Toujours dans cette même seconde vidéo, la syndicaliste qui continue d’insister sur la nécessité pour les agents d’avoir la carte de police, s’adresse directement au cadre municipal qui a participé à l'action de maintien de l'ordre dont elle a été l’une des victimes. Et quand il est ainsi rappelé directement à l'intéressé l’obligation pour les policiers municipaux d’avoir leur carte de police (Faute de quoi leurs actes sont entachés d’illégalité), le « délégué général à la sécurité et à la tranquillité publique » répond de façon surprenante : « Qui c’est qui a dit ça ? C’est nouveau ça ? »
Alors de deux choses l’une : Ou bien ce cadre placé par le maire à la tête d'une curieuse « délégation générale à la sécurité et à la tranquillité publique » n’a pas les compétences professionnelles pour ce poste. Et il revient dans ce cas au maire d’en tirer les conclusions. Ou bien il en a les compétences. Mais alors cela cela voudrait dire qu’il aurait sciemment laissé se dérouler sous ses yeux un manquement à la loi, clairement identifié ? Si c'est le cas il conviendrait là aussi que le maire tire les conclusions qui s’imposent.

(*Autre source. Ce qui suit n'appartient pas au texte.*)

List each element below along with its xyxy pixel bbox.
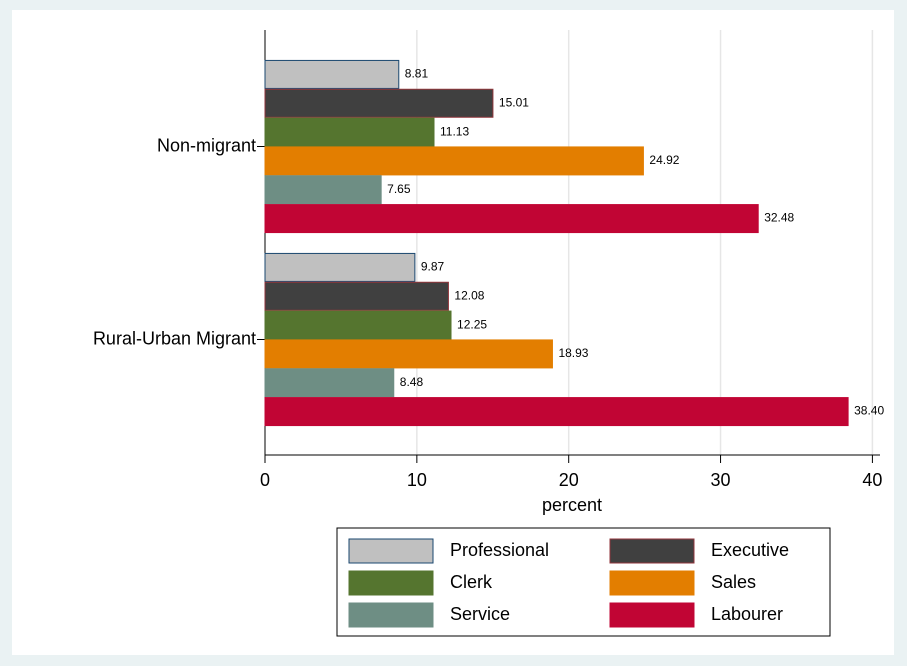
legend-swatch bbox=[609, 602, 695, 628]
y-tick-label: Non-migrant bbox=[157, 135, 256, 155]
bar bbox=[264, 59, 400, 89]
bar bbox=[264, 310, 452, 340]
x-tick-label: 40 bbox=[862, 470, 882, 490]
bar bbox=[264, 88, 494, 118]
legend-label: Clerk bbox=[450, 572, 493, 592]
x-tick-label: 30 bbox=[711, 470, 731, 490]
legend-label: Sales bbox=[711, 572, 756, 592]
legend-label: Labourer bbox=[711, 604, 783, 624]
bar bbox=[264, 368, 395, 398]
bar bbox=[264, 339, 553, 369]
x-axis-label: percent bbox=[542, 495, 602, 515]
value-label: 18.93 bbox=[558, 346, 588, 360]
legend-swatch bbox=[348, 538, 434, 564]
value-label: 8.48 bbox=[400, 375, 424, 389]
x-tick-label: 20 bbox=[559, 470, 579, 490]
bar bbox=[264, 204, 759, 234]
value-label: 15.01 bbox=[499, 95, 529, 109]
value-label: 12.08 bbox=[454, 288, 484, 302]
bar bbox=[264, 175, 382, 205]
legend-swatch bbox=[609, 570, 695, 596]
value-label: 24.92 bbox=[649, 153, 679, 167]
legend-label: Service bbox=[450, 604, 510, 624]
value-label: 7.65 bbox=[387, 182, 411, 196]
value-label: 11.13 bbox=[440, 124, 469, 138]
y-tick-label: Rural-Urban Migrant bbox=[93, 328, 256, 348]
bar bbox=[264, 117, 435, 147]
legend-label: Professional bbox=[450, 540, 549, 560]
x-tick-label: 0 bbox=[260, 470, 270, 490]
legend-swatch bbox=[348, 570, 434, 596]
bar bbox=[264, 397, 849, 427]
value-label: 38.40 bbox=[854, 404, 884, 418]
value-label: 32.48 bbox=[764, 211, 794, 225]
legend-swatch bbox=[609, 538, 695, 564]
legend-label: Executive bbox=[711, 540, 789, 560]
value-label: 12.25 bbox=[457, 317, 487, 331]
value-label: 8.81 bbox=[405, 67, 429, 81]
bar bbox=[264, 281, 449, 311]
bar bbox=[264, 252, 416, 282]
value-label: 9.87 bbox=[421, 260, 445, 274]
bar bbox=[264, 146, 644, 176]
legend-swatch bbox=[348, 602, 434, 628]
x-tick-label: 10 bbox=[407, 470, 427, 490]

Tout ça n'arrive pas dans un ciel serein :
• Le 31 mai 2018 en séance du conseil municipal, le maire-adjoint Slimane Rabahallah nous a tous alerté sans détour (voir vidéo ci-après) :
• Lors du conseil municipal de février dernier, j’ai alerté le conseil sur le fait que le dimanche 17 février, lors de « l’évacuation des habitants de la Plaine pour l’opération de déminage, j’ai vu les policiers municipaux en uniforme, le commissaire de police d’ailleurs aussi en uniforme… Le seul que je n’ai pas vu en uniforme sur le terrain, c’était le chef de la police municipale. » Ce qui faisait donc que « sur le terrain ce jour-là le seul qui contrevenait à la Loi c’était celui qui dirige la police municipale et est censé rappeler aux autres le cadre légal dans lequel l’action des uns et des autres s’inscrit. » J’ai indiqué qu’il me paraissait souhaitable de « le rappeler à l’intéressé et aux autres » ces dispositions légales dans lesquelles ils inscrivent leur action.

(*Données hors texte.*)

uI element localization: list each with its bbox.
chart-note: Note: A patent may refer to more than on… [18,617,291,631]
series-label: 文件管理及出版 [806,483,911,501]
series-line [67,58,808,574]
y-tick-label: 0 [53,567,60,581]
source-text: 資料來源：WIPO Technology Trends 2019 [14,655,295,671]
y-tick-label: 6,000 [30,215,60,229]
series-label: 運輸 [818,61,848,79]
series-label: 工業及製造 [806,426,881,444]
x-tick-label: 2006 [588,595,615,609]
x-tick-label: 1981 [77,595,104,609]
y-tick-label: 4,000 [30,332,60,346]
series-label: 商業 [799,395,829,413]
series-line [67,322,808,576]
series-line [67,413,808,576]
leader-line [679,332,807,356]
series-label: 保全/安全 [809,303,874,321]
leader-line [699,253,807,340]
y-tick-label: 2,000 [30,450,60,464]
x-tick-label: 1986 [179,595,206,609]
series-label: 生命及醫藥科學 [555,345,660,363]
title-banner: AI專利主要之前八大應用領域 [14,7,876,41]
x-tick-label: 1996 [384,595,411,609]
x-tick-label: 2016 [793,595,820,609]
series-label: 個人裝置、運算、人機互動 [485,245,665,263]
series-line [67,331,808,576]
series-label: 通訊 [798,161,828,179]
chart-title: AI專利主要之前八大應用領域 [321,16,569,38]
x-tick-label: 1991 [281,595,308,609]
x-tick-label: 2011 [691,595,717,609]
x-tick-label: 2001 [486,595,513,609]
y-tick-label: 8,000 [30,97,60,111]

• Lors de deux conseil municipaux récents (octobre 2018 et février 2019), j'ai alerté sur la nécessité d’une montée en compétence de l’encadrement de la police municipale de notre ville. En recrutant en particulier des cadres de catégories A (voire B) de la filière police municipale.
-> Pour les policiers municipaux. Car lorsqu'ils sont engagés dans des opérations dont la nature s'avère juridiquement hasardeuse, ou dans des conditions matérielles hasardeuses (par exemple sans carte professionnelle), leur responsabilité peut être recherchée en cas d'incident, de plainte ou autres. Et il est par exemple fort possible que les assurances trouveraient à redire si un accident survenait à l'un d'eux dans un tel contexte.
-> Pour la Ville de Saint-Denis. Dont les actes effectués par sa police sont susceptibles d'être frappés d'illégalité s'ils sont assurés par un policier sans uniforme ou/et sans carte professionnelle ; ou qui méconnait certaines de ses obligations professionnelles ; ou qui est engagé dans des opérations qui ne relèvent pas de ses compétences. Tout cela nuit à l'efficacité de notre police municipale et à la lutte contre l'insécurité dans la ville.
-> Pour les habitant-e-s de notre ville qui ont besoin d'une police municipale efficace et bien encadrée. Et exerçant sur le terrain les vraies missions de police municipale dont ils ont besoin, plutôt que d'être utilisées par le maire pour régler ses conflits sociaux.